How does this approach work in areas that have large seasonal swings in the length of the day? Even here in Scotland (which isn't that far North) the days are far too long in summer and far to short in winter to based your day on sunrise and sunset. Personally, I need 7 hours sleep (no more no less) and get very grumpy if that gets disturbed - which means shutters and curtains in summer!

Yeah, I've always thought the idea a bit whacky, like we haven't had fire or full moons to light the night. I'm at 41 degrees south - Launceston, Tasmania - and in July go to work in the dark and get home in the dark in, then in December it's the other extreme with 15 hours of daylight at on the solstice.
I don't think it's wacky. Modern electric lighting really is a different beast. There are differences of both degree and light spectrum between fires/moons and full illumination of your environment by way of electric light.
Maybe we colonized parts of the Earth quicker than our body clocks can change to cope with the seasonal variations?
Oh yeah, for sure, that's a very good point actually.

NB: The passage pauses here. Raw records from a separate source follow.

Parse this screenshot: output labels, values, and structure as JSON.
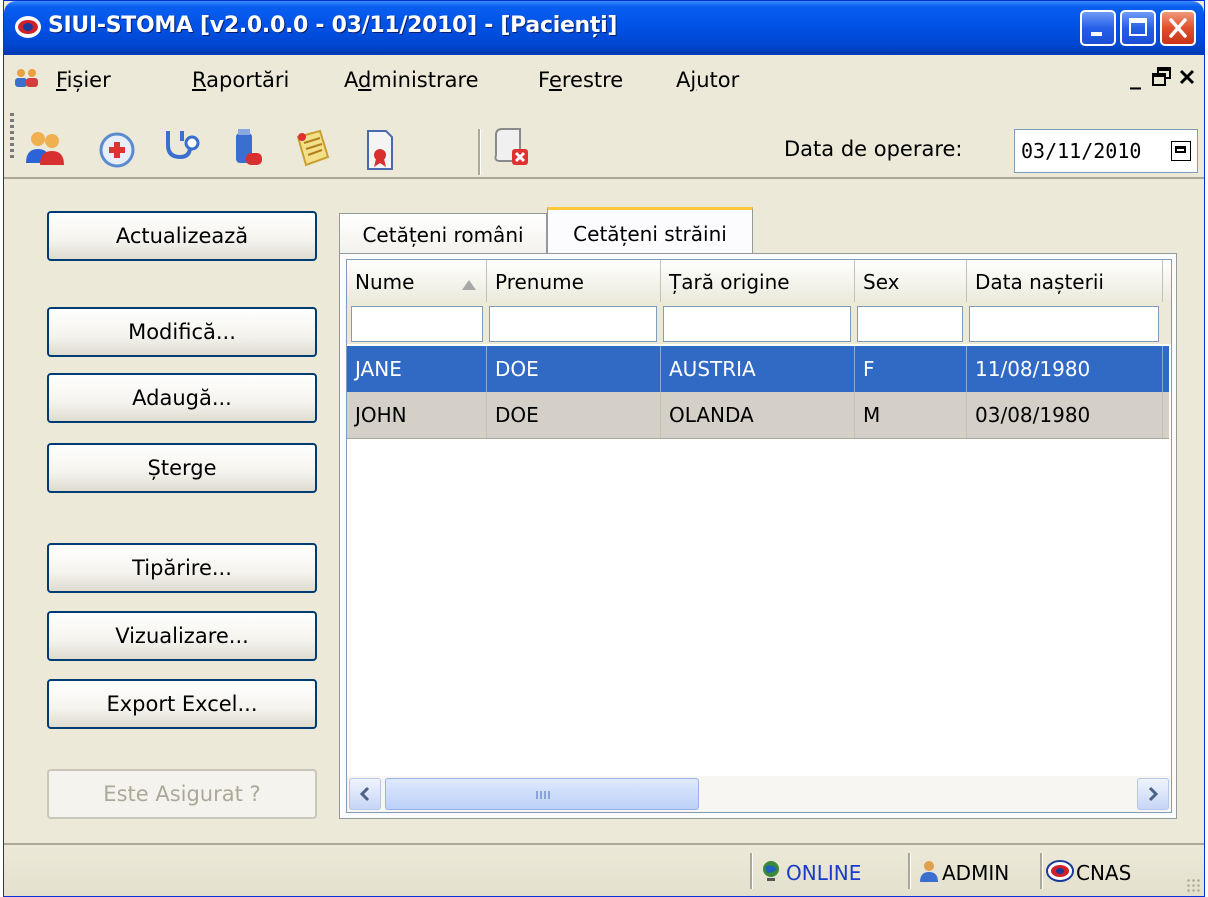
{
  "window": {
    "title": "SIUI-STOMA [v2.0.0.0 - 03/11/2010] - [Pacienți]"
  },
  "menu": {
    "items": [
      {
        "label": "Fișier",
        "accel": "F",
        "rest": "ișier"
      },
      {
        "label": "Raportări",
        "accel": "R",
        "rest": "aportări"
      },
      {
        "label": "Administrare",
        "accel": "d",
        "pre": "A",
        "rest": "ministrare"
      },
      {
        "label": "Ferestre",
        "accel": "e",
        "pre": "F",
        "rest": "restre"
      },
      {
        "label": "Ajutor",
        "accel": "j",
        "pre": "A",
        "rest": "utor"
      }
    ]
  },
  "toolbar": {
    "icons": [
      "patients-icon",
      "first-aid-icon",
      "stethoscope-icon",
      "medicine-bottle-icon",
      "notes-icon",
      "certificate-document-icon",
      "delete-document-icon"
    ],
    "date_label": "Data de operare:",
    "date_value": "03/11/2010"
  },
  "actions": {
    "refresh": "Actualizează",
    "modify": "Modifică...",
    "add": "Adaugă...",
    "delete": "Șterge",
    "print": "Tipărire...",
    "preview": "Vizualizare...",
    "export": "Export Excel...",
    "insured": "Este Asigurat ?"
  },
  "tabs": {
    "romanian": "Cetățeni români",
    "foreign": "Cetățeni străini",
    "active": "foreign"
  },
  "grid": {
    "columns": [
      "Nume",
      "Prenume",
      "Țară origine",
      "Sex",
      "Data nașterii"
    ],
    "sorted_column": "Nume",
    "rows": [
      [
        "JANE",
        "DOE",
        "AUSTRIA",
        "F",
        "11/08/1980"
      ],
      [
        "JOHN",
        "DOE",
        "OLANDA",
        "M",
        "03/08/1980"
      ]
    ],
    "selected_row": 0
  },
  "status": {
    "connection": "ONLINE",
    "user": "ADMIN",
    "org": "CNAS"
  },
  "colors": {
    "titlebar": "#0052e6",
    "selection": "#316ac5",
    "status_online": "#1a3cc8"
  }
}
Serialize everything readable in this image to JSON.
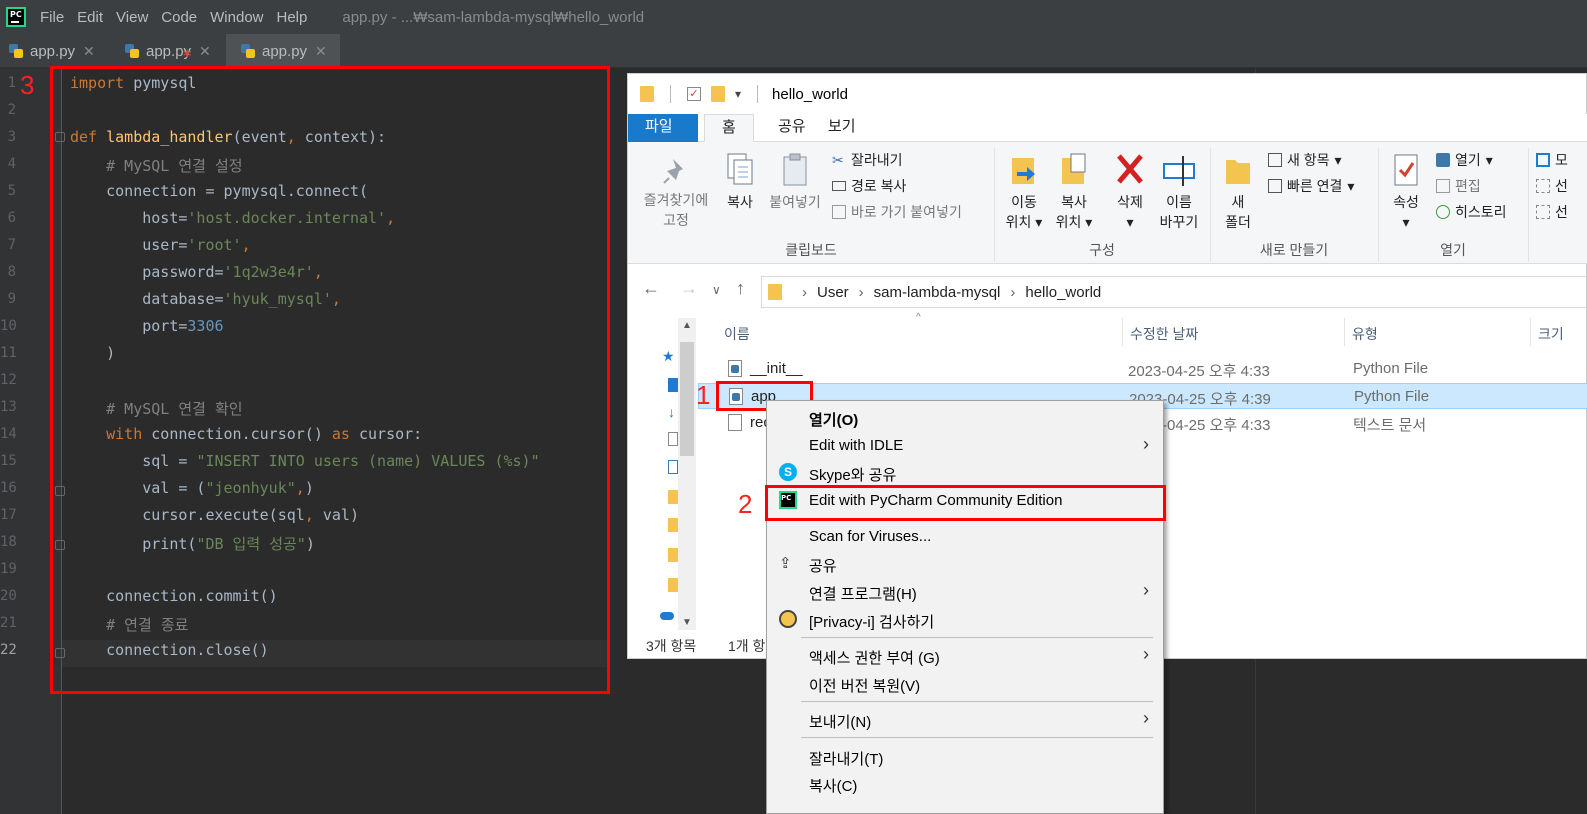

I'm hugely opposed to fluorescent lighting in the home, especially at night. I only run incandescent / halogen, or 2700K compact fluoros / LEDs, and in the late evening all the over-head lights go off and we light the living spaces with tricolour LEDs and dim 2700K desk lamps.

I was at a relatives house a few months back and sitting under the fluorescent lights in the their house was hugely irritating.

If children can thrive in a cave they can thrive anywhere.

Happy and loving children come from happy and loving parents. Enjoy them and do what feels right and kind.

We are speaking of a period of time in humanity's timeline that lasted 2.6 millions of years without any significant development, in which the life expectancy was apparently 35 for men and 30 for women and during which we suffered at least one near extinction event.

I would find the "paleo" trends to be funny, if it wouldn't be so disturbing that people can believe such bullshit.

Like, maybe children were constantly carried around because otherwise they'd be eaten by other animals, or even other humans, with the baby stroller being a luxury of modern life, made possible because of science. And there's no mention that before Christianity children were regarded not as being precious, but as being unworthy and disposable half-humans that are the property of their parents. And also, why no cave?

Those life expectancy figures are driven lower by much higher infant mortality. Plenty of 50/60 years olds around in cavemen times.
Thank you. The whole thing is driving me nuts - everybody seems to believe that people were dropping dead at 35.
The enamoration we have with "paleo" lifestyles is slightly absurd. The naturalist, primitivisy concept that things were superior in the past is a fallacy.

Humans didn't live for very long 10,000 years ago, so the effects of chronic diseases (the most important ones today) were not very pronounced. Most infants died before the age of five, so it seems quite ridiculous to take parenting tips from them. You are much more likely to kill your infant if you sleep with him or her in bed, as this article seems to suggest.

People would find it quite ridiculous if I suggested we model our political system after caveman politics, or perhaps we didn't teach children to read and write (weren't we happier before written language?), but somehow every "paleo" suggestion related to healthcare is assumed to be superior.